I wish Lorraine Newman hadn't been so arrogant as to think we want to see this spent bitch repaired and moved back to the centre of action. She is just about the vilest thing going on this programme, and she's hated.

As for her new friend, Krusty, she's just devolved into bitch status. I've stopped caring about the ever decreasing circle of dysfunction and co-dependence that is Krusty, Max and Yummy Mummy.

Ian the Same Old Same Old

Wanting to go back to the entrepreneurial suit in order to impress a woman. Where have we seen this before?

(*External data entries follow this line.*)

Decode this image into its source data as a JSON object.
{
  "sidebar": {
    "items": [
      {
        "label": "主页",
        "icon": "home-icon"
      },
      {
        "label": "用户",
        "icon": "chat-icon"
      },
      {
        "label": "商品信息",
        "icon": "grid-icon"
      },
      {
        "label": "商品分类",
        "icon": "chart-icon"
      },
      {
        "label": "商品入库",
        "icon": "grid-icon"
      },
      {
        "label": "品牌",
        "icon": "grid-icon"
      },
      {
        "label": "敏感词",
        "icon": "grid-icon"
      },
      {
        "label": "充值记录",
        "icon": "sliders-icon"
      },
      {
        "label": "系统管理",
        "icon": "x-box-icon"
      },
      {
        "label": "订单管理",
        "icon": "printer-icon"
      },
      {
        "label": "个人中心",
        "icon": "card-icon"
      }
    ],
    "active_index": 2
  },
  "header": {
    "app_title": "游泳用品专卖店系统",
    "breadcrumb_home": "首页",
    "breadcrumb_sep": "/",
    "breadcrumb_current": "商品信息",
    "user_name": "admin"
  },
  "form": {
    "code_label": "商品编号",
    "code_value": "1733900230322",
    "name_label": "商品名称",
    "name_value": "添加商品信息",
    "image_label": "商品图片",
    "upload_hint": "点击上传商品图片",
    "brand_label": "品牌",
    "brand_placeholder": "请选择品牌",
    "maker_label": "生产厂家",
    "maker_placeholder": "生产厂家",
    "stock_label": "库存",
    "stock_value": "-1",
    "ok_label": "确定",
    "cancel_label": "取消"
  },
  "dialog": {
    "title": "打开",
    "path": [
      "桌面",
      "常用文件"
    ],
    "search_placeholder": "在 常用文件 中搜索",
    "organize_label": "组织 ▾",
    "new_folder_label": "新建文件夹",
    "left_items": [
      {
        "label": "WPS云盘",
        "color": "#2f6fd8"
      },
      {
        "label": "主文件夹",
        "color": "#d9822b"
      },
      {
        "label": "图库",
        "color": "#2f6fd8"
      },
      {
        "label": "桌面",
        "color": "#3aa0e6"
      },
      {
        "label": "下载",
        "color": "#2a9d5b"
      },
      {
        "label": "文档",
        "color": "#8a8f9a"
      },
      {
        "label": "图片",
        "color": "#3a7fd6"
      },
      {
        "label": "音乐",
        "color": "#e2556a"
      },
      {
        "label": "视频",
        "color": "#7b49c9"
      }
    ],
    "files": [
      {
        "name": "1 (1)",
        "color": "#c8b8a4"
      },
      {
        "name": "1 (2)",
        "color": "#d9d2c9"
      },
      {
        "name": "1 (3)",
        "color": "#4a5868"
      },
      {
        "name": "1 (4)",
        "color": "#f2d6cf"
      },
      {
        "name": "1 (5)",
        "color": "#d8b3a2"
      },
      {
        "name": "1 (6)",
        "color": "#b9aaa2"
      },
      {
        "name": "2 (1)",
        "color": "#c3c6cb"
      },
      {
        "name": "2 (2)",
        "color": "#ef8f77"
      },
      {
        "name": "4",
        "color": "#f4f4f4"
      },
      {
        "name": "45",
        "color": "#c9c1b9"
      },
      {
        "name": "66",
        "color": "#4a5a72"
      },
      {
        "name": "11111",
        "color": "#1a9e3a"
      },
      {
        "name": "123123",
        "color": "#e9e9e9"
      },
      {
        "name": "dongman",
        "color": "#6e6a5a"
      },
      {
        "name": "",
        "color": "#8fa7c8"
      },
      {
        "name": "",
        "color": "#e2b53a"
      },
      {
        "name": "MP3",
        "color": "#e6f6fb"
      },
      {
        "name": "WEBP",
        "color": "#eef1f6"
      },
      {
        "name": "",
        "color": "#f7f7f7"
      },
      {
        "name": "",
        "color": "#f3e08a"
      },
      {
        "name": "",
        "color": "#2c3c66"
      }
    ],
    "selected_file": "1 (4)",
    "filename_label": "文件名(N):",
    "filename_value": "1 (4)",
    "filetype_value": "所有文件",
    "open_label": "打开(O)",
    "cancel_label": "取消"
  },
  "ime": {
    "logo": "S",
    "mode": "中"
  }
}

Final and BIG Observation: The entire ethos of Bianca's concern for Liam came out when she was urging him to get up and go to school - put simply: if he didn't she'd get in trouble. Because at the end of the day, this is what this whole malarkey is about - if Liam's caught truanting enough, Bianca can go back to prison. If that weren't on the cards, she'd have been none the wiser for him bunking off school in the first place. After all, she encouraged him to work illegally rather than carry on with school when she exiled his father last year. Stupid cow.